Four drugs at low doses more effective in the treatment of a lung cancer type

To inhibit the specific activity of a protein affected by a mutation using high doses of a drug is the usual treatment for many cancers. Except for the first instance in which this strategy is effective, it leads to treatment resistance development by tumor cells through the appearance of secondary mutations, which enhance alternative growth pathways, and allow cells to avoid the effect of the drug. This is the case with non-small cell lung cancer (NSCLC), caused by mutations in the EGFR receptor, in which treatment with EGFR inhibitors leads to resistance.

The study led by Dr. René Bernards of the Netherlands Cancer Institute (NKI), in collaboration with researchers Alberto Villanueva and Ernest Nadal of the Bellvitge Biomedical Research Institute (IDIBELL) and the Catalan Institute of Oncology (ICO), and Agustí Vidal of the Bellvitge University Hospital (HUB), has developed a new therapeutic approach to treat this type of tumor witrh a cocktail of low-dose drugs, called MLDs (Multiple Low Dose). This combination seeks to simultaneously inhibit the action of several proteins of the same signaling pathway essential for the tumor cell.
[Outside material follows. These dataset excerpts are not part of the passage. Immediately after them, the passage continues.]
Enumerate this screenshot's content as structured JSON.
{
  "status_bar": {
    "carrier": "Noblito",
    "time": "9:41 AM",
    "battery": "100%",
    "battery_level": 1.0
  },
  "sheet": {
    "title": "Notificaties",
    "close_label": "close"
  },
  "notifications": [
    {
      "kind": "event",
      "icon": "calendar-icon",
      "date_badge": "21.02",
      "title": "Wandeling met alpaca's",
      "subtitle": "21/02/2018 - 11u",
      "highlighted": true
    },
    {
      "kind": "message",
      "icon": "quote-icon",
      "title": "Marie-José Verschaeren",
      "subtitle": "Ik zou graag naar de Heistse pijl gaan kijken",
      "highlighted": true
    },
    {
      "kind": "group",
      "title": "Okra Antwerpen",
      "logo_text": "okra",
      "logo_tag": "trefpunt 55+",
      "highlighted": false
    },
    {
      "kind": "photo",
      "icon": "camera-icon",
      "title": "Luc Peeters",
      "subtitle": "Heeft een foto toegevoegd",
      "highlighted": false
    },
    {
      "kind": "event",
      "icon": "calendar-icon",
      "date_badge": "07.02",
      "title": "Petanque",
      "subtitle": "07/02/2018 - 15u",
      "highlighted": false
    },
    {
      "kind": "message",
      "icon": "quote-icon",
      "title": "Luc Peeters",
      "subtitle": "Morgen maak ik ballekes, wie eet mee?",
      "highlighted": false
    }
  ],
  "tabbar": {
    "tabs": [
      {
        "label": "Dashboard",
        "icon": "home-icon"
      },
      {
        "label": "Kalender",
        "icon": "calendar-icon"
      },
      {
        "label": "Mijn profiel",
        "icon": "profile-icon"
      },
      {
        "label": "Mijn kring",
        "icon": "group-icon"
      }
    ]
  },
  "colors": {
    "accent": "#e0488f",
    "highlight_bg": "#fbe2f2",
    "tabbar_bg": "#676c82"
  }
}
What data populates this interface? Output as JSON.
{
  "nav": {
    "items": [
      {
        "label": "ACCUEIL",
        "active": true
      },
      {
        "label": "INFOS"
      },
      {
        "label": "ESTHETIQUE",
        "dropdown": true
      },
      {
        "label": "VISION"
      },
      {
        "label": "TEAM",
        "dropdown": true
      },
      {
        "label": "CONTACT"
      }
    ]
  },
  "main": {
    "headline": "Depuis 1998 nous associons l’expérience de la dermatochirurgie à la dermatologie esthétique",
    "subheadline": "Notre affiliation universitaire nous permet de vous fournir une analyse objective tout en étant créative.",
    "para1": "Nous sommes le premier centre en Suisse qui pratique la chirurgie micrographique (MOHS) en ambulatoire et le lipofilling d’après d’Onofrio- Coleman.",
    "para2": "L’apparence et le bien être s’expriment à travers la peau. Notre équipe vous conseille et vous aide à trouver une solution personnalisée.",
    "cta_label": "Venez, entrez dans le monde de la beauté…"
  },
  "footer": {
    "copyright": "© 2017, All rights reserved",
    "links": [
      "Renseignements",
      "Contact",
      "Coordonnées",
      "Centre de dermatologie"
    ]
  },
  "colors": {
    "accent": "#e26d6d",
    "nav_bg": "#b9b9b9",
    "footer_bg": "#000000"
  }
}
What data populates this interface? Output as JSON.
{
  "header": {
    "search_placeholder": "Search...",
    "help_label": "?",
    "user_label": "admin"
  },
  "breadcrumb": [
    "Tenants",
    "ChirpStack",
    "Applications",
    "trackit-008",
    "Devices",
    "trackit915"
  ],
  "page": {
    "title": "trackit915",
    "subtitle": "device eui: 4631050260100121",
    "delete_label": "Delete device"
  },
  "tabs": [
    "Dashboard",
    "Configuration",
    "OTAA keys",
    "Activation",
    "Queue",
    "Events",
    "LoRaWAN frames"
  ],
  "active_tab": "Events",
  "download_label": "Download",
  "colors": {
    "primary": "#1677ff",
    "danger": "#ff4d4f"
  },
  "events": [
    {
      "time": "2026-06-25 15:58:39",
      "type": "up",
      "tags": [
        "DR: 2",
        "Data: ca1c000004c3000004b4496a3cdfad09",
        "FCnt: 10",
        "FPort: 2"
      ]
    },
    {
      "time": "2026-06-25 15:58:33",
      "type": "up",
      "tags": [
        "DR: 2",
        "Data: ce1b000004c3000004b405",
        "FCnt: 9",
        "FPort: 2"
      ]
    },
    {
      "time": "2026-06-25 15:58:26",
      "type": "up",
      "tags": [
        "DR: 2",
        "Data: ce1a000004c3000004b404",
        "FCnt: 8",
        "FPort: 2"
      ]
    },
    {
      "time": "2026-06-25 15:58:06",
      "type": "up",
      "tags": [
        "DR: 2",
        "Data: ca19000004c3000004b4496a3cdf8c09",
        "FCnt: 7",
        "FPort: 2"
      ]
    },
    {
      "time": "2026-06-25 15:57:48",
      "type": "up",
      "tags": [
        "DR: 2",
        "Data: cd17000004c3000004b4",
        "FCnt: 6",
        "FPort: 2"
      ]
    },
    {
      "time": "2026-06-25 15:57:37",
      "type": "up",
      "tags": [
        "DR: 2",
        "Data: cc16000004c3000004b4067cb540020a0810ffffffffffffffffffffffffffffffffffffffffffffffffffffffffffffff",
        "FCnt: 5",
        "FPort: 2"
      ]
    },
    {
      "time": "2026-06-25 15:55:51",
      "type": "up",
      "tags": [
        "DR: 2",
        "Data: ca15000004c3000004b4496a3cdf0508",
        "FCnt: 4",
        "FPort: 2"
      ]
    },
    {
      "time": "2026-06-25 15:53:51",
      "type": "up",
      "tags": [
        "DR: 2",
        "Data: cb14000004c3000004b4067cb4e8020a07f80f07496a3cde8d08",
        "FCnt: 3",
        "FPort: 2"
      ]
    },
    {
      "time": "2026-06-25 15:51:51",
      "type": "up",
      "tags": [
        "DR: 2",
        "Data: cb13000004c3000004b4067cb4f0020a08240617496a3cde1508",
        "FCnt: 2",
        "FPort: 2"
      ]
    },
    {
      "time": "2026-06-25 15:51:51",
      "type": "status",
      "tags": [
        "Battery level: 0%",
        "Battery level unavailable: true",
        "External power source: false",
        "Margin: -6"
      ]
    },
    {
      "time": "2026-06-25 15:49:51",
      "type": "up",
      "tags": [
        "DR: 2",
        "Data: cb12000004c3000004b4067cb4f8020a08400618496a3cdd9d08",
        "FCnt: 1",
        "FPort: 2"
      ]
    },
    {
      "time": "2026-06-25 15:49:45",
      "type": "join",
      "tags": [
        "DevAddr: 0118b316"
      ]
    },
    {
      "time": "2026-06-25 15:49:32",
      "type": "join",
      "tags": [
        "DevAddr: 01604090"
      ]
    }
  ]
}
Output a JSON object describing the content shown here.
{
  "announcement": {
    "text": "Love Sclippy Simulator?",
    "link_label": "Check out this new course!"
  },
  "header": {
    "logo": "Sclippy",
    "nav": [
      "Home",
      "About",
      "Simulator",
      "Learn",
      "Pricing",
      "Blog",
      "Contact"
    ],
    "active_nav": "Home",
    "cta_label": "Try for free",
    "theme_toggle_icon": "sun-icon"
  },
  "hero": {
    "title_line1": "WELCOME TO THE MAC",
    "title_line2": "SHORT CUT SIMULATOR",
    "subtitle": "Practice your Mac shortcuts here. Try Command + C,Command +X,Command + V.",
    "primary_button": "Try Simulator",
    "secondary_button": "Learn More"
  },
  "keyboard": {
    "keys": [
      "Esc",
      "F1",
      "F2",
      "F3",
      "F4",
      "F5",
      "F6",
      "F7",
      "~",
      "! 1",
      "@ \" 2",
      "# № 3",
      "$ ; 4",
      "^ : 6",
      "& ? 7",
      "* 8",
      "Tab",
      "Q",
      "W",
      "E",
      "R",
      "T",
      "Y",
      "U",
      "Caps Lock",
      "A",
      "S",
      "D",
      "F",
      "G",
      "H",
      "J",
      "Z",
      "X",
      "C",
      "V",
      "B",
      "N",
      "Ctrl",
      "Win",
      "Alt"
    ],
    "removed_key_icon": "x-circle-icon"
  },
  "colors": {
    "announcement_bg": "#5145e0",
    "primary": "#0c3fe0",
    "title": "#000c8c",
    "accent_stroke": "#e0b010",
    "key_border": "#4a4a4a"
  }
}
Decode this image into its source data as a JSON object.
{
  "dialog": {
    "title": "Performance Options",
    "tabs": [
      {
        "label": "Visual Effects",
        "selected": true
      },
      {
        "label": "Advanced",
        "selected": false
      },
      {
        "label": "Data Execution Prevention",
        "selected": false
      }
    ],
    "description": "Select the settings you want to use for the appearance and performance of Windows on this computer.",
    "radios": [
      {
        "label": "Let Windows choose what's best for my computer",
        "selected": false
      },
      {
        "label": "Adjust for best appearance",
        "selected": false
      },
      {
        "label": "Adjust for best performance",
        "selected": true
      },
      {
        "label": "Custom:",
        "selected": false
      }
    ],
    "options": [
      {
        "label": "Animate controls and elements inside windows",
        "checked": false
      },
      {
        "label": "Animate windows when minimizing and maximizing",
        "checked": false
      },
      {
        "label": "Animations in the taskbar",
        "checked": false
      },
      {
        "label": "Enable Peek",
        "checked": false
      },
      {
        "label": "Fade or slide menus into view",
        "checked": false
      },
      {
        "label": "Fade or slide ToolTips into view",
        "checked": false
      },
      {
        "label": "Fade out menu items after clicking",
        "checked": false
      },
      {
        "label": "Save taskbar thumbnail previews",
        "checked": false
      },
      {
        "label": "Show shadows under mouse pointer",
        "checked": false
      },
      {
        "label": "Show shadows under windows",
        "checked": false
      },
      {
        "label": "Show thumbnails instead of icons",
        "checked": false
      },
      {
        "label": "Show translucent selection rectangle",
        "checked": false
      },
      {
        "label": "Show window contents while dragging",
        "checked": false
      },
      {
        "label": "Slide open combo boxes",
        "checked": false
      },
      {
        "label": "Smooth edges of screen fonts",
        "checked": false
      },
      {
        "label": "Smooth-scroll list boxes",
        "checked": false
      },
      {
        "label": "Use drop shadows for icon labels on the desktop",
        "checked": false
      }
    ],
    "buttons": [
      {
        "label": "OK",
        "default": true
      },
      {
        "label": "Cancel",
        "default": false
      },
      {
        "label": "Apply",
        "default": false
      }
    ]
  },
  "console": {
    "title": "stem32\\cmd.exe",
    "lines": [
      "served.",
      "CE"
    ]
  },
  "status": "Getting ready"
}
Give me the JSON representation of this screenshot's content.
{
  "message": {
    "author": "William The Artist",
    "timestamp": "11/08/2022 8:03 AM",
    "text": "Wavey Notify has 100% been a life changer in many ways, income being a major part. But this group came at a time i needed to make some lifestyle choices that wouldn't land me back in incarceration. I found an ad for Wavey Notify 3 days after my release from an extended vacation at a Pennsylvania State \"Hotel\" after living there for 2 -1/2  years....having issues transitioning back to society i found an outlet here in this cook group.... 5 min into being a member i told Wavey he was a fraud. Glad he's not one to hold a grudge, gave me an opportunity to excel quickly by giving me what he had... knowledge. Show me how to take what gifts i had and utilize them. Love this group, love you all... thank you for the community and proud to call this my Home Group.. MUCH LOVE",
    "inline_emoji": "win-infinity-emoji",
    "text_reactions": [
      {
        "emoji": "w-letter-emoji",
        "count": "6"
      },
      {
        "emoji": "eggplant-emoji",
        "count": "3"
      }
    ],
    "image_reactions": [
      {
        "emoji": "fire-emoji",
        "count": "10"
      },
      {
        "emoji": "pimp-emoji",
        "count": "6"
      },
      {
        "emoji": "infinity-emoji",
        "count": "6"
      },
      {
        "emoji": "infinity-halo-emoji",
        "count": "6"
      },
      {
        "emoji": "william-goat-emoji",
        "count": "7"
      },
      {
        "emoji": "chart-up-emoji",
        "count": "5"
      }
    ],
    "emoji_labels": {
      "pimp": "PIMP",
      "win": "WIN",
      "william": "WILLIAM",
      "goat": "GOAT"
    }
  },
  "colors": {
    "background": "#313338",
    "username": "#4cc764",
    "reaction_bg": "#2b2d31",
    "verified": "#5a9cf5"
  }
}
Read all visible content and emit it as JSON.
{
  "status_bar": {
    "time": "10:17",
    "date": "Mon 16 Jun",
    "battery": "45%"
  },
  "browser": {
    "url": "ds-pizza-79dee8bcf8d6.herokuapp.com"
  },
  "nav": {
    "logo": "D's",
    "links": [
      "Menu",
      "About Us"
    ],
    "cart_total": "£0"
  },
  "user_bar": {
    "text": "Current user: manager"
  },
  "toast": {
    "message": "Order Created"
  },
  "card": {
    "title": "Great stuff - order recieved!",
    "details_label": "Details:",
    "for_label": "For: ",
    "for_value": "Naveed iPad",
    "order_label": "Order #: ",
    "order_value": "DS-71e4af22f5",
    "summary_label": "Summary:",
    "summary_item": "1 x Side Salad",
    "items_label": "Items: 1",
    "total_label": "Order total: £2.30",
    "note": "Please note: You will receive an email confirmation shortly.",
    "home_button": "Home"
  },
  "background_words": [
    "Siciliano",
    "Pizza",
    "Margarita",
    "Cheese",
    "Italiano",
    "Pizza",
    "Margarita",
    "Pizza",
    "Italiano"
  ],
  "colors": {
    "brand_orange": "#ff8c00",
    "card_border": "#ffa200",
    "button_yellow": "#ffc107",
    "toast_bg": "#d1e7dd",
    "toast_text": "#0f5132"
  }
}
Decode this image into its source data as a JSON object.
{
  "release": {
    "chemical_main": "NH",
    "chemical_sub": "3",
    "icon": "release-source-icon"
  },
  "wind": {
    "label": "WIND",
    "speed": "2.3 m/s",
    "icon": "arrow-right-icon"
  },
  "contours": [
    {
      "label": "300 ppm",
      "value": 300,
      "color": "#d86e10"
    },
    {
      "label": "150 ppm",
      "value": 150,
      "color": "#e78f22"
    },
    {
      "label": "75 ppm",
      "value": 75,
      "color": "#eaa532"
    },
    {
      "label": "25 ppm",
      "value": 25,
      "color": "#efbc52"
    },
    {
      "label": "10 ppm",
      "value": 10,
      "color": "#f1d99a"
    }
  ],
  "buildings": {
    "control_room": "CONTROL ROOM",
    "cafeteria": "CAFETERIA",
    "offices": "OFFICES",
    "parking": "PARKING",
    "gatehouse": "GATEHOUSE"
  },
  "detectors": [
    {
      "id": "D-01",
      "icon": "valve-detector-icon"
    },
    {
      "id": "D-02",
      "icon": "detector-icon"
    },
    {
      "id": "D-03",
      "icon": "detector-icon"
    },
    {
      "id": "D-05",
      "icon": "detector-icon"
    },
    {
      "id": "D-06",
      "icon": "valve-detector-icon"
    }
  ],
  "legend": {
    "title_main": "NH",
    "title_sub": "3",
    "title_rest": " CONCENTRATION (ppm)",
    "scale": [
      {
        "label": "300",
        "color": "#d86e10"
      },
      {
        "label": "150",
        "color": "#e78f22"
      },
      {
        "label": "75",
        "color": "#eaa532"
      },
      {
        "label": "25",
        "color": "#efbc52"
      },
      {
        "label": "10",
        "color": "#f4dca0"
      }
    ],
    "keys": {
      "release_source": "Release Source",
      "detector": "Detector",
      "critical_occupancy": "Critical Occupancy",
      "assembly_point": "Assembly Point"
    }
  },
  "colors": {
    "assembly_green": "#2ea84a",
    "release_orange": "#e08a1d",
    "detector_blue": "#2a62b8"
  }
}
Specifically, in this study published in Nature Communications, they show that at least 20% of the effective dose of the drugs is sufficient to completely block the signaling pathway and cell proliferation when we use a combination of four inhibitors. In vitro studies with cell lines, as well as animal models generated by patient biopsies implantated into mouse lungs, showed a long-lasting response to MLD therapy with no toxic effects associated. Although each drug in low doses had no effect independently, the combination of the four drugs achieved a synergistic effect that was able to stop tumor growth.

The results of this study show that the combination of several drugs that act on different components of a necessary communication pathway of tumor cells, and do it in low doses, entails longer-term efficacy of antitumor treatments and avoids the appearance of resistance. Although as of now it has only been tested in one type of lung tumor, the researchers believe that this new approach could be extensible to other types of tumors. Clinical trials are planned to verify the efficacy of this strategy in patients with NSCLC tumors with EGFR mutation.